Mostras Regionais de Artes Cênicas 2021 – Zona Norte: Voz Surda

Dois trabalhadores em um ambiente de trabalho insalubre aguardam o patrão chegar para assassiná-lo. No palco, dois personagens angustiados, que cumprem ordem superiores e reagem, coagidos e subjugados. Em clima de tensão ambos combinam de matar o patrão, mas não sabem exatamente como. O espetáculo flerta com o universo do “”teatro do absurdo”” e retira sua inspiração na obra de Jean Genet.

Ficha técnica:

Texto e direção: Rodrigo Carvalho
Elenco: Gustavo Alves e João Mabial
Iluminação: Bruno Caverninha
Visagismo: Rona Neves
Direção de produção: Tatiane Santoro
Arte gráfica: Edgar Claro
Fotografia: Ramon

Teatro Coletivo Sem Órgãos:

Em 2019 iniciou-se o segundo trabalho do grupo, “Voz Surda”. O espetáculo fez a primeira temporada em outubro no teatro Gonzaguinha. Em 2020, a partir da pesquisa do primeiro espetáculo “Casulo de fogo” cria-se o artigo “Casulo de fogo: uma proposta cênica pautada na fragmentação e desconstrução”, escrito por Rodrigo Carvalho e Talita Baldin,  publicado pela revista Moringa da Universidade Federal da Paraíba – UFPB. .Em 2021 a Cia remonta o espetáculo “Voz surda” para ser apresentado remotamente com previsão de estreia em junho de 2021 .

Jé Oliveira:

Jé Oliveira está graduando-se em Ciências Sociais, pela Universidade de São Paulo – USP. É um dos fundadores do Coletivo Negro, ator, diretor e dramaturgo, formado pela Escola Livre de Teatro de Santo André.

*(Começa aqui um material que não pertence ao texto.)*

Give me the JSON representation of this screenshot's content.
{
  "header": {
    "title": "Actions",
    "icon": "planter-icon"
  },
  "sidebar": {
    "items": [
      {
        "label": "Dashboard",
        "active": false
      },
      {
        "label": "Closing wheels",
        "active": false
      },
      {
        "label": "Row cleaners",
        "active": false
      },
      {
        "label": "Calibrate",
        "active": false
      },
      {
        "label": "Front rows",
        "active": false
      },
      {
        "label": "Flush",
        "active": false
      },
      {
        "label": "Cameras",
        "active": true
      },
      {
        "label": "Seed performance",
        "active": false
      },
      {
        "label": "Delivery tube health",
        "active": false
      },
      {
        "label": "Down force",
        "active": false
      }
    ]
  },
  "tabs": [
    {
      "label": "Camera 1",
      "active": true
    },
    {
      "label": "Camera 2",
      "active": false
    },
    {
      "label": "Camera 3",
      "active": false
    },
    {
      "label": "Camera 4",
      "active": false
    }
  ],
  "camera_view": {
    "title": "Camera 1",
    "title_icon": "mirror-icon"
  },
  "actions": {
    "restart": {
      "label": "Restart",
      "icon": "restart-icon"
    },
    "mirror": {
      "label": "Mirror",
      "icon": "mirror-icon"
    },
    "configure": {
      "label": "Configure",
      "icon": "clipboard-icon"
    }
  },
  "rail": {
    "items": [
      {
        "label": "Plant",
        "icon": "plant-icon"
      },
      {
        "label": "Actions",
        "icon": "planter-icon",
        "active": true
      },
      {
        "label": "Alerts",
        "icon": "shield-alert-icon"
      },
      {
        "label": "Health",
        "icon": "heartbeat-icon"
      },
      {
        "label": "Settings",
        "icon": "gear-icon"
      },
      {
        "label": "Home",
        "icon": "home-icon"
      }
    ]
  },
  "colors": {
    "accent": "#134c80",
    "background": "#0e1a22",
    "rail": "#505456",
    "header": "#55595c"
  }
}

Concebeu, idealizou, produziu, atua e faz a direção geral, de Gota D’Água {PRETA}, 2019, peça que lhe rendeu a contemplação no Prêmio APCA de Melhor Direção, se tornando o primeiro homem negro a ser contemplado. A obra também teve indicação no Prêmio Shell e está concorrendo ao Prêmio Aplauso Brasil como Melhor Espetáculo.

Como dramaturgo possui 6 peças escritas e encenadas com destaque para: Farinha com Açúcar ou Sobre a Sustança de Meninos e Homens (2016), publicada em livro pela editora Javali e semifinalista do Prêmio Oceanos de literatura portuguesa, essa obra lhe rendeu também a premiação no 6º Prêmio Questão de Crítica e no 9º Olhares da Cena de Porto Alegre em
2018. Também está presente na antologia de teatro negro: Dramaturgia Negra, lançada pela FUNARTE.

Tem outros 2 livros publicados com textos dramatúrgicos de sua autoria: Negras Dramaturgias de 2016, em parceria com o Coletivo Negro e Azar do Valdemar, com a Cia dos inventivos.